26 September 2016, Abuja—The Nigerian National Petroleum Corporation, NNPC, weekend disclosed that it paid $48.99 million to the Federation Account in two months, June and July 2016.
The NNPC, in its Monthly Financial and Operations Reports, revealed that the payment was after its failure to make any dollar remittances to the Federation Account Allocation Committee, FAAC, for 14 months, from April 2015 to May 2016.
This, according to the report, is mainly due to declining crude oil earnings, which led to the NNPC transferring all dollar proceeds from crude oil and gas export sales to payments for Joint Venture Cash Call.
Specifically, the NNPC’s last foreign exchange (dollar) remittance to the Federation Account was in March 2015, when it paid $184.978 million to FAAC. For the month of June 2016, the report pointed out that the NNPC remitted $4.866 million, while $44.125 million was remitted in the month of July 2016.

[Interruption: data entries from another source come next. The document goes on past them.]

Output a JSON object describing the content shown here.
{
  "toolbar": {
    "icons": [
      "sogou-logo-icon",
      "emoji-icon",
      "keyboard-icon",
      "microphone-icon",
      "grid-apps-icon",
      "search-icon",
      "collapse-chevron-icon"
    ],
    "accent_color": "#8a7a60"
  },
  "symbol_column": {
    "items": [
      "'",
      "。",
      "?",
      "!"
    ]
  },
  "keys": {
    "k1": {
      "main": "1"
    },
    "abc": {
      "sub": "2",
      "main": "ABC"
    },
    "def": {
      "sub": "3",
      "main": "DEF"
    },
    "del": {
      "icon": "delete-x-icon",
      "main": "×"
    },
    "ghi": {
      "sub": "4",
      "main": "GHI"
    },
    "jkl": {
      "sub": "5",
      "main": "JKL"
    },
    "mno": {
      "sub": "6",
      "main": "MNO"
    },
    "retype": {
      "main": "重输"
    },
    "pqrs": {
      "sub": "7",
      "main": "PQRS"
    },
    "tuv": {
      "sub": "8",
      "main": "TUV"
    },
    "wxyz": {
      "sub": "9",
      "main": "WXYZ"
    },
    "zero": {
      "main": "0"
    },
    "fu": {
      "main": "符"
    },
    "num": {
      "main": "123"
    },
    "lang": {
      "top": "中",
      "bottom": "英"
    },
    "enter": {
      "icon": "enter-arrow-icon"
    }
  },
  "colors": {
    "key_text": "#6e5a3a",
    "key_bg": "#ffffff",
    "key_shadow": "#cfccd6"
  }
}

In addition, the report noted that in a 12-month period, from August 2015 to July 2016, only the amount remitted for June and July 2016, $48.99 million, had been paid into the Federation Account, while of a total NNPC crude oil and gas export sales proceed of $3.212 billion, $3.163 was utilised for Joint Venture cash call funding.
Giving further breakdown, the NNPC report said, “Total export revenue of $226.47 million was recorded in June, 2016 representing 21 per cent increase relative to preceding performance. Crude oil export sales contributed $153.011 million (or 67.56 per cent) of the dollar transactions compared with $68.89 million contribution in previous month. Also the export gas sales amounted to $73.46 million in the month of June, 2016. Twelve month crude oil and gas transactions indicate that crude oil and gas worth $3.254 billion was exported.
“Total export proceeds of $212.25 million were recorded in July 2016 as receipt. Contribution from crude oil amounted to $145.51 million while gas proceeds was $64.21 million and miscellaneous receipt amounting to $2.53 million.
Continuing, the NNPC said, “The poor performance is attributable to upsurge in attack and sabotage of oil facilities in the Niger Delta. At Forcados Terminal alone about 300,000 barrels of oil per day, bopd, were shut in since February 2016 following force majeure declared by Shell Petroleum Development Company, SPDC.
“A number of crude oil liftings were deferred until the repair is completed. Other major terminal affected by the renewed spate of vandalism includes Bonny, Usan and Qua Ibo terminals.
“Total export crude oil and gas receipt for the period of August 2015 to July 2016 stood at $3.21 billion. Out of which the sum of $3.16 billion was transferred to Joint Venture (JV) cash call in line with 2015/2016 approved budget and the balance of $0.49 billion was paid to Federation Account.
“However, this amount falls short of the calendarised appropriated amount of $615.80 million and $712.46 million for 2015 and 2016 respectively. This is due to worsening production and fall in crude oil price.”